At the time, Paul had threatened to filibuster Brennan’s nomination. He made it clear Wednesday that it wasn’t anything “personal,” and that the issue went beyond Brennan and was rooted in the principle of constitutional rights.
But Brennan’s history of working in the federal government is one worth exploring. He served in two counterterrorism jobs in George W. Bush’s administration—one in which he compiled intelligence reports from a variety of agencies, including the CIA, for the president’s morning briefings—and a stint as Obama’s national security adviser. This is also the same man who was among the top brass in the CIA while the Bush administration’s torture agenda hit its peak and who was also an architect of the current administration’s highly controversial targeted killings program.
However, as an editorial in The New York Times noted, during Brennan’s confirmation hearing in the Senate last month he “appeared to be one of the few people (apart from maybe Dick Cheney and some other die-hard right-wingers) who thinks there is some doubt still about whether the Bush administration tortured prisoners, hid its actions from Congress and misled everyone about whether coerced testimony provided valuable intelligence.”
The editorial goes on to argue that Brennan’s assurance that he would look into the torture matter as one of his “highest priorities” if he was confirmed as the CIA’s new director is problematic “because getting to the bottom of the Bush-era lawbreaking, mismanagement and incompetence in the interrogation and detention programs has not been a high priority for President Obama. In fact, it’s been no priority at all. From the day he took office in 2009, the president refused to spend any time looking at the gigantic blunders and abuses of power under his predecessor.”

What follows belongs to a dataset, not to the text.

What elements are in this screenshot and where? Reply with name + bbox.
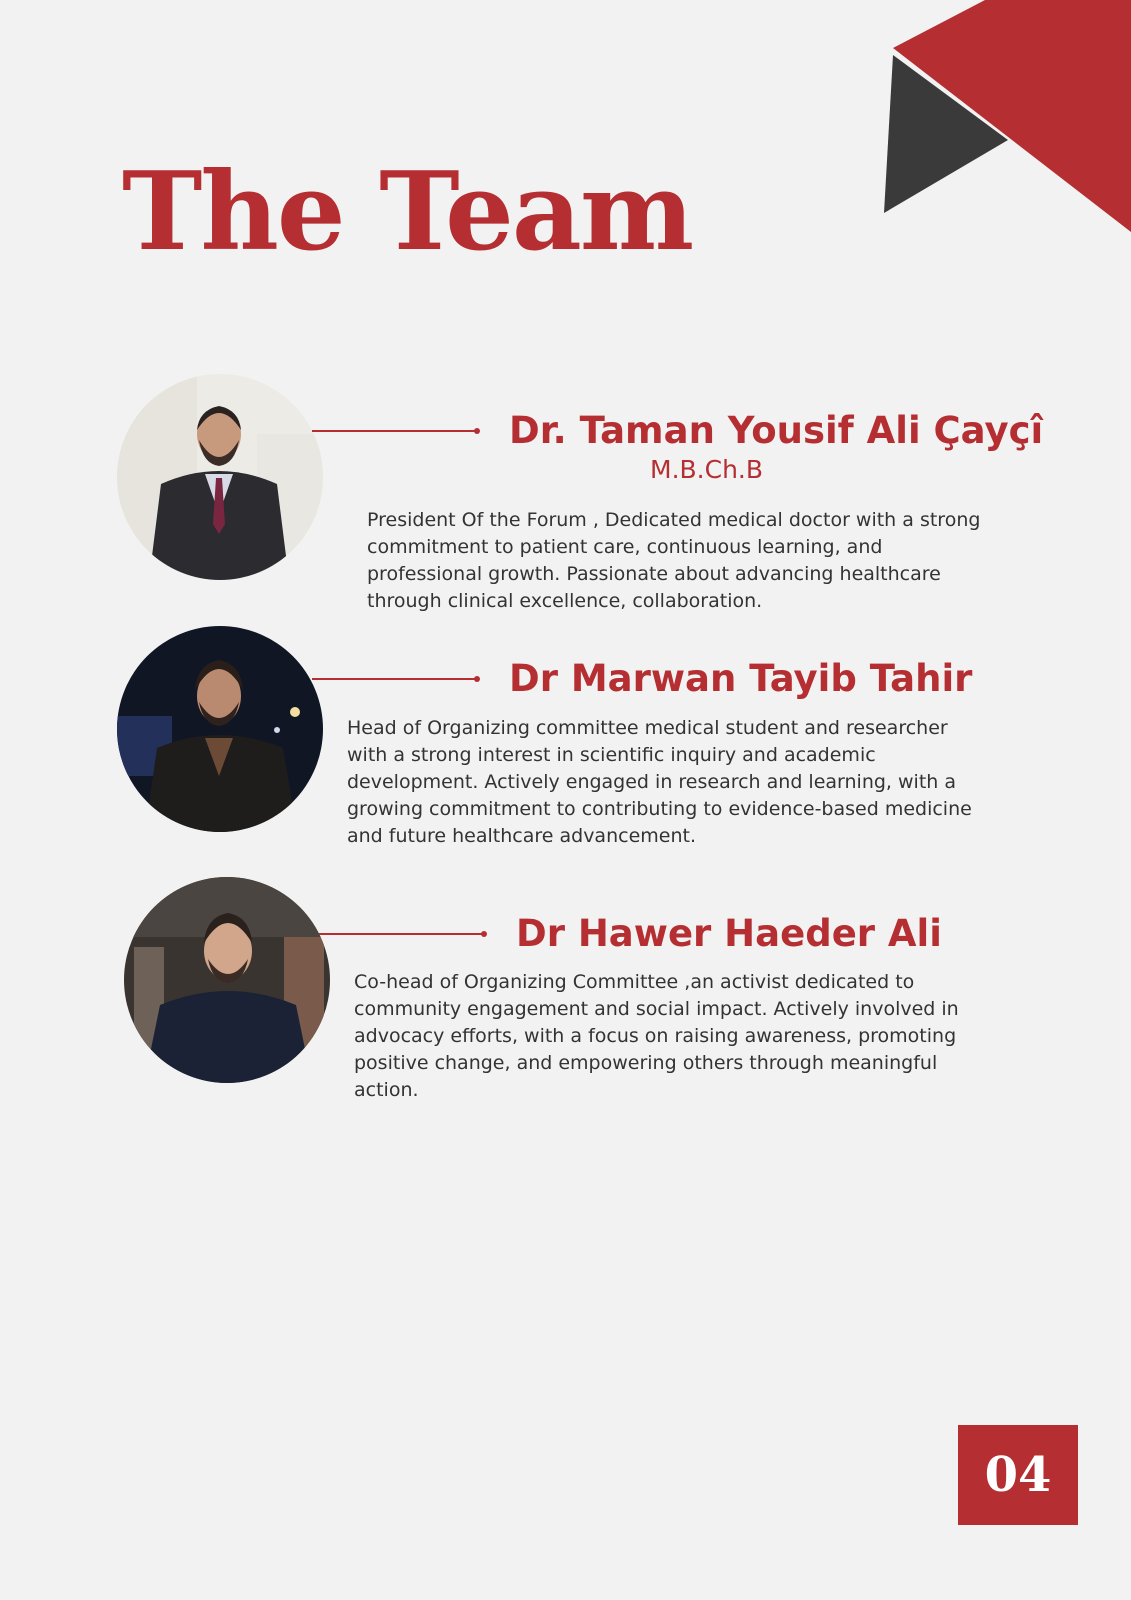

Absent the answer he was looking for from the Obama administration over its drone strike policy, Paul made good on his previous threat and enacted the marathon filibuster of Brennan. Some, including Cruz, called what Paul did a real-life version of the film “Mr. Smith Goes to Washington.” To hit home the comparison, Illinois Sen. Mark Kirk even came to the floor around 6:30 p.m. to deliver a thermos full of tea and an apple to Paul—the exact same sustenance brought to Jimmy Stewart’s Jefferson Smith during his filibuster in the movie.